EDITORIAL

Scouts’ honor

2/4/2013

When President Harry Truman ended racial segregation in the military in 1948, he did not say certain units would welcome black troops while others would be free to stay all-white. He declared that integration would be universal.

When the Pentagon scrapped “don’t ask, don’t tell” in 2011, it did not say some branches of the Armed Forces could have openly gay personnel, while others could bar them. The chairman of the Joint Chiefs of Staff said discrimination would be banned, period.

In facing up to its own legacy of bias, the Boy Scouts of America is considering a less than all-American remedy. After years of criticism and withdrawn financial support, the organization said last week it might allow individual troops and troop sponsors to accept homosexuals as scouts and leaders.

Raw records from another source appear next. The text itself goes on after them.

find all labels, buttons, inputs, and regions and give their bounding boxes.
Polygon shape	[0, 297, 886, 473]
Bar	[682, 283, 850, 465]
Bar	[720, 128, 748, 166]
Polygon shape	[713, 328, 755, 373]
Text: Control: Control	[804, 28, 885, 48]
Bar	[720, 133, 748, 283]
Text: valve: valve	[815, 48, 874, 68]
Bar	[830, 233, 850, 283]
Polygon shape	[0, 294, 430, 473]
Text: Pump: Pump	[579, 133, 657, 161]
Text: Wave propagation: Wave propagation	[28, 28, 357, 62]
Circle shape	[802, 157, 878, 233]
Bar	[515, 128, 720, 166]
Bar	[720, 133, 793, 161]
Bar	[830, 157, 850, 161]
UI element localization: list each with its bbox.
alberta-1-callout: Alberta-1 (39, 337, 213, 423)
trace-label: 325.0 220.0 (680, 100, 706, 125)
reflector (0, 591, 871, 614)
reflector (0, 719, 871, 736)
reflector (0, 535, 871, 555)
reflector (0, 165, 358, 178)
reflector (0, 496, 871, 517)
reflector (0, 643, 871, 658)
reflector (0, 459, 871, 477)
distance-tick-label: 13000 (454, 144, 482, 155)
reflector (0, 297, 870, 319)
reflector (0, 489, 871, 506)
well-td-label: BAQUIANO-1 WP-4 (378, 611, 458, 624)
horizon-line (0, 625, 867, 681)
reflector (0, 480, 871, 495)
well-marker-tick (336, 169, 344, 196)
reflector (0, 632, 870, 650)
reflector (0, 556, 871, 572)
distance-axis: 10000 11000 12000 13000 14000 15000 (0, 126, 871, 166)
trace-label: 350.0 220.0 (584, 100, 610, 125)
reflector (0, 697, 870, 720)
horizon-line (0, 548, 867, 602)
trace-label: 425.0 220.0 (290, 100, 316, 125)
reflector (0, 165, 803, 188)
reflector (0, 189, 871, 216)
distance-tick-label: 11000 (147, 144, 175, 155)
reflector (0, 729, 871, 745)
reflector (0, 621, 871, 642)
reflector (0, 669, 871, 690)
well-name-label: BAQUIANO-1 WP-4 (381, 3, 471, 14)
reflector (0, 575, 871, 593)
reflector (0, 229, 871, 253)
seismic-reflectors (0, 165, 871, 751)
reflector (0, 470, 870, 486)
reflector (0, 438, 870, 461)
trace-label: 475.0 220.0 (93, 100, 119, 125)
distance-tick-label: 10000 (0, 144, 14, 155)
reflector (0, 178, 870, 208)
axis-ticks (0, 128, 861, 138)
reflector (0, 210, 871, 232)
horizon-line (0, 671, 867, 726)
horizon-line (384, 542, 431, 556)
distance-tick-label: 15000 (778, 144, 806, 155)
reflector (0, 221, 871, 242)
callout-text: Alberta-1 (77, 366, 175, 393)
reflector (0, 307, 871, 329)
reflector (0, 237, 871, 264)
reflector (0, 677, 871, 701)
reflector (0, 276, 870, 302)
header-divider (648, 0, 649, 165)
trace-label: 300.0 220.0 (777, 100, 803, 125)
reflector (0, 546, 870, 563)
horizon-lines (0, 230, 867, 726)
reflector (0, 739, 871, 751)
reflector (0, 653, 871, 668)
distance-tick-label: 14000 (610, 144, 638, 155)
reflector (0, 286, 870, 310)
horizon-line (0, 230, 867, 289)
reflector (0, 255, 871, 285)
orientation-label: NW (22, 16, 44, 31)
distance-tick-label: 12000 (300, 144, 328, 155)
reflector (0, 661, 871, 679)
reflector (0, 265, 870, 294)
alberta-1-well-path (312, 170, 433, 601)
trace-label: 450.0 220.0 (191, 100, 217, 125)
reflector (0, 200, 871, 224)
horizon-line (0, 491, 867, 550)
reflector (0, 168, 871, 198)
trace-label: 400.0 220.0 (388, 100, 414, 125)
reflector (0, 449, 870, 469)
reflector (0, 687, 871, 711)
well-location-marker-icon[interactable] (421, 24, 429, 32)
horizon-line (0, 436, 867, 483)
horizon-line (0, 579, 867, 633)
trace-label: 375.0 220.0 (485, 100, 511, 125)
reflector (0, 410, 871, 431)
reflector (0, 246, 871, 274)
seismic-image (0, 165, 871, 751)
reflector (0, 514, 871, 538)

The change could come as early as this week. Top leaders of Toledo area scouting say they don’t object to the new policy. Yet this incremental move toward equality is only modest progress for an organization that otherwise espouses laudable values.

It’s hard to place much stock in the Boy Scouts’ semi-acceptance of gays. For years, various corners of society — academia, corporations, religions — have stopped paying attention to sexual orientation. But it took declining enrollment, loss of dollars, and scorn for scouting executives to get the message that they were out of step with the mainstream.

Let’s hope the Boy Scouts allow troops to open the door to boys and leaders who happen to be gay. With any luck, that door will swing wide at every troop and pack in America.